Старый монах, показав рукой куда-то вверх, сделал жест, словно запечатывая себе уста.
– Ну ладно, – нетерпеливо зашептал Косухин. – Понимаешь – и хорошо… Мне… эта… надо отсюда выйти. Тут выход есть?
Старик вновь указал рукой вверх.
– Да нет, не с Луны я, – заторопился Степа. – И не с Марса. Мне в Шекар-Гомп надо.
Взгляд монаха стал холодным и жестким, он поклонился, а затем достал из-под одежды что-то небольшое, сверкнувшее в тусклом свете фонаря старым металлом.
…Нож, точнее, стилет из литого серебра. Он показался Косухину необыкновенно тяжелым. Подумалось, что под серебряной поверхностью находится что-то иное – свинец, а то и ртуть.
– Против упырей, да? – снисходительно улыбнулся атеист-Степа.
Дождавшись очередного кивка, он спрятал стилет в левый унт. Оружие было скорее забавным, чем грозным, но Косухин решил не отказываться от подарка. Между тем, монах подошел к стене и нажал на что-то, скрытое под ее поверхностью. Зазмеилась трещина, камень начал отъезжать в сторону. Пахнуло холодом. Косухин поежился и вышел наружу. Здесь была темень – скала бросала густую тень, но совсем близко, всего в нескольких десятках метров, снег блестел: Шекар-Гомп включил свои прожектора, заливавшие окрестности мертвенно-белым светом.
Монах тоже вышел наружу, не обращая внимания на мороз и снежинки, падавшие на бритую голову. Оглядевшись, он указал на какую-то точку в скале рядом со входом. Косухин сообразил, что это место включения механизма, сдвигающего камень с места.
– Ну, в общем, пошел я…
Монах поднял руку в благословляющем жесте, затем вновь показал вверх, в холодное темное небо.
– Не-а, – невесело усмехнулся Степа. – Не оттуда я. И ходу мне туда, по вашим, по поповским законам, нет, потому как убеждений я марксистских…
Но старый монах вновь упрямо указал на небо, затем его рука повелительным жестом метнулась к Шекар-Гомпу, и в глазах полыхнул гнев…
…Дверь закрылась, и Степа остался один под мелким, бесшумно падавшим снегом. Надо было идти. Косухин засунул руки в карманы и быстро зашагал к монастырю.
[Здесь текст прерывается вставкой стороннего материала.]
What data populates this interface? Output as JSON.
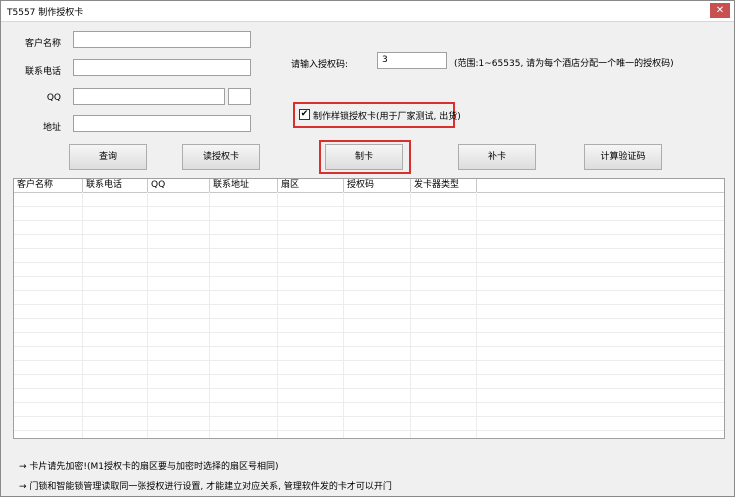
{
  "window": {
    "title": "T5557 制作授权卡",
    "close_glyph": "✕"
  },
  "form": {
    "customer_name_label": "客户名称",
    "phone_label": "联系电话",
    "qq_label": "QQ",
    "address_label": "地址",
    "customer_name_value": "",
    "phone_value": "",
    "qq_value": "",
    "qq_extra_value": "",
    "address_value": "",
    "auth_code_label": "请输入授权码:",
    "auth_code_value": "3",
    "auth_code_hint": "(范围:1~65535, 请为每个酒店分配一个唯一的授权码)",
    "sample_card_label": "制作样锁授权卡(用于厂家测试, 出货)",
    "sample_card_checked": true,
    "check_glyph": "✔"
  },
  "toolbar": {
    "query": "查询",
    "read_card": "读授权卡",
    "make_card": "制卡",
    "reissue_card": "补卡",
    "calc_code": "计算验证码"
  },
  "table": {
    "columns": [
      "客户名称",
      "联系电话",
      "QQ",
      "联系地址",
      "扇区",
      "授权码",
      "发卡器类型"
    ],
    "rows": []
  },
  "notes": {
    "line1": "→ 卡片请先加密!(M1授权卡的扇区要与加密时选择的扇区号相同)",
    "line2": "→ 门锁和智能锁管理读取同一张授权进行设置, 才能建立对应关系, 管理软件发的卡才可以开门"
  }
}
Днем Шекар-Гомп не произвел на Косухина особого впечатления. Он оценил масштаб стройки, но все это было не бог весть как интересно по сравнению с Челкелем. Не хватало серебристой стрелы «Мономаха», которая сразу придавала происходящему особый смысл. Шекар-Гомп прятал свои тайны глубоко под землей. Степа чувствовал нечто вроде любопытства – и не более. Но теперь, ночью, он понял, что ошибся. Лучи мощных прожекторов заливали окрестность, не оставляя ни единой тени. Четче, чем при неярком свете зимнего дня, вырисовывались ровные ряды бараков, неспешно двигавшиеся возле взрезанной тверди горы гигантские подъемные краны. Сам Шекар-Гомп тонул во темноте, словно огромное черное пятно посреди ослепительного, но мертвенно-холодного света. Казалось, даже лучи прожекторов не в силах прорвать завесу тьмы, поглотившей монастырь.
Да, теперь Шекар-Гомп смотрелся иначе, Косухин вспомнил то, что пришло на ум при первом взгляде на монастырь: «Сила!» Неведомая Сила правила здесь, сгущаясь за древними стенами, и он, красный командир Степан Косухин, должен идти туда, чтобы выполнить задуманное. Идти в одиночку.
Тень кончилась. Степа шагнул на ярко освещенный прожекторами склон. Стало неуютно, но Косухин заставил себя держаться как можно более ровно, идти неспешно, и даже вынуть руки из карманов. В общем, его затея была не безумнее того, что уже приходилось совершать за последние два года. Он видел, как без боя сдавались огромные города, бросали оружие полки и дивизии – достаточно было кому-то не испугаться и настоять на своем. И в том, что «Мономах» ушел в небо, есть и его, Косухина, заслуга. Ростислав, конечно, на него обидится и даже посчитает невесть кем, чуть ли не сообщником тех, со свастиками, но Степа считал, что должен быть выше обывательских эмоций. Силу, угнездившуюся в Шекар-Гомпе, не сокрушить в лоб. Кроме того, странный ночной гость велел именно ему, Косухину, разузнать, что творится здесь. Выходит, как ни кинь, он поступает верно…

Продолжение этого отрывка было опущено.